Michelin’s motorsport boss says he’d be “surprised” if Bridgestone really is serious about taking over from Pirelli as the sole tyre supplier in Formula 1.
It is believed the FIA has now approved the technical applications of both Pirelli and Bridgestone for the contractual period beyond 2024, with commercial negotiations now set to take place without a specified deadline.
Bridgestone and Pirelli aside, the other most recent tyre supplier in F1 was Michelin – but boss Matthieu Bonardel says the French marque is definitely not interested.
“If there is an invitation to tender from F1, we of course take a very close look at it,” he told f1-insider.com.
“But for us, there are simply certain criteria that have to be met,” said Bonardel. “We must be able to be innovative. We use motorsport as a test laboratory.”
However, he says Pirelli – and Bridgestone, if the Japanese company secures the 2025 contract – has to produce tyres designed to spice up F1’s show.
“We want to tell a story that fits Michelin’s brand philosophy – that we produce high-quality tires that last longer and are sustainable,” he said.
“But in the F1 tender, there is just half a line on sustainability. There are practically zero expectations in this regard and it doesn’t matter at all. We could burn the tires after the race and nobody would say anything.”
Bonardel also said F1 tyres are not designed for peak performance anymore.
“The reality is that the tyre is used to create a difficult situation for the driver. He has to manage them and that paints a bad picture of the tyre.
“We want the drivers to be able to fight and be happy with their tyre partner,” he added. “Maybe Pirelli doesn’t care, but it’s a must for us. So as long as they have that philosophy, we’re out.”
Michelin’s Bonardel also suspects that Bridgestone doesn’t really have a realistic chance of beating Pirelli to the deal.

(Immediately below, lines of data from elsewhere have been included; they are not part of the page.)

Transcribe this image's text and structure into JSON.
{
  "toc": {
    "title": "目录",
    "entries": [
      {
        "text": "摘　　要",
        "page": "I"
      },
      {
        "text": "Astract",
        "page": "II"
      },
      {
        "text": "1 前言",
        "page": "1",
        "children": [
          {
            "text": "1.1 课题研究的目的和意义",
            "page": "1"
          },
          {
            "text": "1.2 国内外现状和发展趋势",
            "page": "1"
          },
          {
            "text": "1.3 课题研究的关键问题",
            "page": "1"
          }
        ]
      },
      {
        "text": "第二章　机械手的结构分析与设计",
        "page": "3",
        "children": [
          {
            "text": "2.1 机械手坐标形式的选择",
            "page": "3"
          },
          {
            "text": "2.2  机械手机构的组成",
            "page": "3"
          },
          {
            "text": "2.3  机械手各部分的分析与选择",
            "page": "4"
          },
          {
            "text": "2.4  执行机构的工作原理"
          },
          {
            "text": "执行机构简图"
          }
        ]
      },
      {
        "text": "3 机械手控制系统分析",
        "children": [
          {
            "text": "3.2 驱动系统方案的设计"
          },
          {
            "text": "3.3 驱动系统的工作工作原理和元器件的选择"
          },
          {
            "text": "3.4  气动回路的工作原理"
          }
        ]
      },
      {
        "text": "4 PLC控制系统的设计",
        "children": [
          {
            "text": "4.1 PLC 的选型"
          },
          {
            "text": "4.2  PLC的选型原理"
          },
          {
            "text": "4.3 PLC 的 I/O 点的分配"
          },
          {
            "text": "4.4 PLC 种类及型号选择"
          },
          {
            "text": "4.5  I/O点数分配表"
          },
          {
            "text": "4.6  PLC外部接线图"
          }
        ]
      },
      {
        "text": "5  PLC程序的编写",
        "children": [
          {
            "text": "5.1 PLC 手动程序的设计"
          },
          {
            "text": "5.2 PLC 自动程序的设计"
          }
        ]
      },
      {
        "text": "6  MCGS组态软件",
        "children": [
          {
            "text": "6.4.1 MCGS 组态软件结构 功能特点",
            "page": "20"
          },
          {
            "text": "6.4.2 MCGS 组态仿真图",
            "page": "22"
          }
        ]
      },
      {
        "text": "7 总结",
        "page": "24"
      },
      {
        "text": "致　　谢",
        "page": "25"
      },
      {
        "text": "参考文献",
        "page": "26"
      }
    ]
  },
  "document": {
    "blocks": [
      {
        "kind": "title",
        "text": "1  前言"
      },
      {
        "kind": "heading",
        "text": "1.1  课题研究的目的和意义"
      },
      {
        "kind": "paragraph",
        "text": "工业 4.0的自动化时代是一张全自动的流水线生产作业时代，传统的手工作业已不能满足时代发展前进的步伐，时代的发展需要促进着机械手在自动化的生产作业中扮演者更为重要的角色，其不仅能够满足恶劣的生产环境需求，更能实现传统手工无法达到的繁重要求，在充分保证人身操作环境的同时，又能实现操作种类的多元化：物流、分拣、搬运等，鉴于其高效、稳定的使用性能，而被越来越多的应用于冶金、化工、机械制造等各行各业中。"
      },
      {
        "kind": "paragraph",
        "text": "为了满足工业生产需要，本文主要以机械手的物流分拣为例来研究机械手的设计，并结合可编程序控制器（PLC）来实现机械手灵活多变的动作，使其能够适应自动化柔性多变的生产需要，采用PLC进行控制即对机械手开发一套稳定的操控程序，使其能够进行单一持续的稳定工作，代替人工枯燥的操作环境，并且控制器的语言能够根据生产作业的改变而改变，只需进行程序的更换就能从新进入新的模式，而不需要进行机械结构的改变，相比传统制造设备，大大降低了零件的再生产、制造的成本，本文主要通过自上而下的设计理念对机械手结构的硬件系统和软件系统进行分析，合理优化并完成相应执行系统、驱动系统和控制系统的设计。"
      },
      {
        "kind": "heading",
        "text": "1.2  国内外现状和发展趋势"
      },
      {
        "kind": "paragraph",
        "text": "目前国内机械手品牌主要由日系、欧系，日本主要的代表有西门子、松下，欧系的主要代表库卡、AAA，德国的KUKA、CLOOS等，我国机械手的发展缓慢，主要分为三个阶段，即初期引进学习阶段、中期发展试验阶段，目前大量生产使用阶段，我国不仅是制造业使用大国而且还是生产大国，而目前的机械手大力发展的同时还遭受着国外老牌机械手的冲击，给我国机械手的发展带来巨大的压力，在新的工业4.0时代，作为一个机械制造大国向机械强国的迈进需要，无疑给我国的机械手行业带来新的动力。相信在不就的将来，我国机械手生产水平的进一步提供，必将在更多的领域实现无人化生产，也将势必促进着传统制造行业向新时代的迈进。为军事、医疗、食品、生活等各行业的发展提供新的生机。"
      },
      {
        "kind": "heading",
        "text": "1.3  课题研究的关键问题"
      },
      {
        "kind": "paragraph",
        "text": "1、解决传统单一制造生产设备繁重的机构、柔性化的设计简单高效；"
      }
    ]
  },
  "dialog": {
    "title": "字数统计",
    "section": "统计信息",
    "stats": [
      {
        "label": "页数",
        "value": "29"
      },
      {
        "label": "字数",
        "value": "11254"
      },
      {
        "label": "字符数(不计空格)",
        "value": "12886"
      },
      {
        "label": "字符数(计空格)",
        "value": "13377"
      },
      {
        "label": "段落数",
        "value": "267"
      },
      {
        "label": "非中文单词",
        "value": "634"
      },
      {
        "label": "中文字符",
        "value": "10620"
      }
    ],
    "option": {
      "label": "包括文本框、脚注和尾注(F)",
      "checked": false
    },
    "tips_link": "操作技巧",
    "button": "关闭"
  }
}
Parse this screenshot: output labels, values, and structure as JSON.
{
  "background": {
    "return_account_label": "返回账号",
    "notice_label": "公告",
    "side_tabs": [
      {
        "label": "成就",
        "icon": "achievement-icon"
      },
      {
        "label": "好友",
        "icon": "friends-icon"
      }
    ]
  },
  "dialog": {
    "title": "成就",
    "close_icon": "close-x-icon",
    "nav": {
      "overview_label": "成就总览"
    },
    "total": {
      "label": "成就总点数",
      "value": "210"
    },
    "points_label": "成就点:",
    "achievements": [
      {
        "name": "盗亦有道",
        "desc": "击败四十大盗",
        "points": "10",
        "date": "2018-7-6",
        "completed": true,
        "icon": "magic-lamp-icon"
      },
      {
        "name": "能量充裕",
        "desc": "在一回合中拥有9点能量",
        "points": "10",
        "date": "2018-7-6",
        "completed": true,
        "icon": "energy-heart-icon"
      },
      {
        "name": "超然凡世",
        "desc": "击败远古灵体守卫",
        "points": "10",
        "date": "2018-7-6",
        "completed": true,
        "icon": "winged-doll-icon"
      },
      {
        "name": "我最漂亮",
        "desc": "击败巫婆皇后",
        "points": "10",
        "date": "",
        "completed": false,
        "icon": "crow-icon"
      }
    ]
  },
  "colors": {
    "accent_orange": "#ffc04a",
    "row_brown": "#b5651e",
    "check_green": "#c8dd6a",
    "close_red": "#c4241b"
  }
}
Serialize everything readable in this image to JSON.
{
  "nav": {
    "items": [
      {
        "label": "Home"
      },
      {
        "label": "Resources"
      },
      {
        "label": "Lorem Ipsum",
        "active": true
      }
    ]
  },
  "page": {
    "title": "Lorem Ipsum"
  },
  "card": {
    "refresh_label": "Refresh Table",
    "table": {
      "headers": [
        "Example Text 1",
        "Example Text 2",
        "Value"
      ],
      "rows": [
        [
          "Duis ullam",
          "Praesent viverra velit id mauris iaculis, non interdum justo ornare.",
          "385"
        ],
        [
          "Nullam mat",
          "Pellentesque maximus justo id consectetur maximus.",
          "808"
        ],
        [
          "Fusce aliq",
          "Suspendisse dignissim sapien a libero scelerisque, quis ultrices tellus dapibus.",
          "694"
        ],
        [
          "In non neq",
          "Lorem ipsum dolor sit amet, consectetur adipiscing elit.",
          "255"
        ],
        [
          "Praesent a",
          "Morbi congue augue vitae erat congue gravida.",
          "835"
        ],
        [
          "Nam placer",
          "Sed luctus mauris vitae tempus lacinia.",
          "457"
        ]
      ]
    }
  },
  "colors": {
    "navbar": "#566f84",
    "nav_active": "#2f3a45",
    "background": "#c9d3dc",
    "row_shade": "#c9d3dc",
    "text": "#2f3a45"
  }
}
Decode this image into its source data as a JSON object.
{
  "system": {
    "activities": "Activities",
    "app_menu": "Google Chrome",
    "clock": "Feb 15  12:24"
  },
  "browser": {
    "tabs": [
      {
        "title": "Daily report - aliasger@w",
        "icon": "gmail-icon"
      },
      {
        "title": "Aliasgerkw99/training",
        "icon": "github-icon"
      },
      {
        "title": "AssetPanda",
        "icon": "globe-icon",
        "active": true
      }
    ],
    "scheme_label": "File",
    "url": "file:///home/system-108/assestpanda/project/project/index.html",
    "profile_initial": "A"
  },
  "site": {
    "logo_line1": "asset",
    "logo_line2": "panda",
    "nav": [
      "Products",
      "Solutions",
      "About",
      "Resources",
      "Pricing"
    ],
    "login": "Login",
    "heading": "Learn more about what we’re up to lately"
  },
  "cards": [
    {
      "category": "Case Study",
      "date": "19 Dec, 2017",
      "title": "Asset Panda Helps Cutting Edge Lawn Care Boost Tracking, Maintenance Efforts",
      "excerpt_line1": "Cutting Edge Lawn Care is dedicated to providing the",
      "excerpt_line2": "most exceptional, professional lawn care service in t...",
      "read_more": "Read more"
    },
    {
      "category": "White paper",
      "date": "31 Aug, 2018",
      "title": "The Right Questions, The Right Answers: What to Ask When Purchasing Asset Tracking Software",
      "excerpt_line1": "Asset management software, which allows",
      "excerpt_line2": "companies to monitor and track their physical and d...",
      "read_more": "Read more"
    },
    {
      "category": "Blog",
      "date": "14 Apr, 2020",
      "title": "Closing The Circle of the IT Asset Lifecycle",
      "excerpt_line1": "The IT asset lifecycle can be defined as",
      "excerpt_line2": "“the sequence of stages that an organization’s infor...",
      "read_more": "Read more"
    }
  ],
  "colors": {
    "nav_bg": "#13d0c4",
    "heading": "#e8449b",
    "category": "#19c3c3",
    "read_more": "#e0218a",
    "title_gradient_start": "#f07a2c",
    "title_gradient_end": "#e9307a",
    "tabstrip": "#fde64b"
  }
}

“I’m not sure Formula 1 is really interested in having another tyre manufacturer,” he said. “The invitation to tender is not written for a newcomer, but for the current supplier.”
Some believe that is why Bridgestone is currently staying very quiet about their supposed application.
“In terms of philosophy, mindset and strategic goals, Bridgestone is not that different from Michelin. They are certainly closer to us than Pirelli,” Bonardel said.
“I’d be surprised if Bridgestone wants to demonstrate tyre degradation just to be in Formula 1.”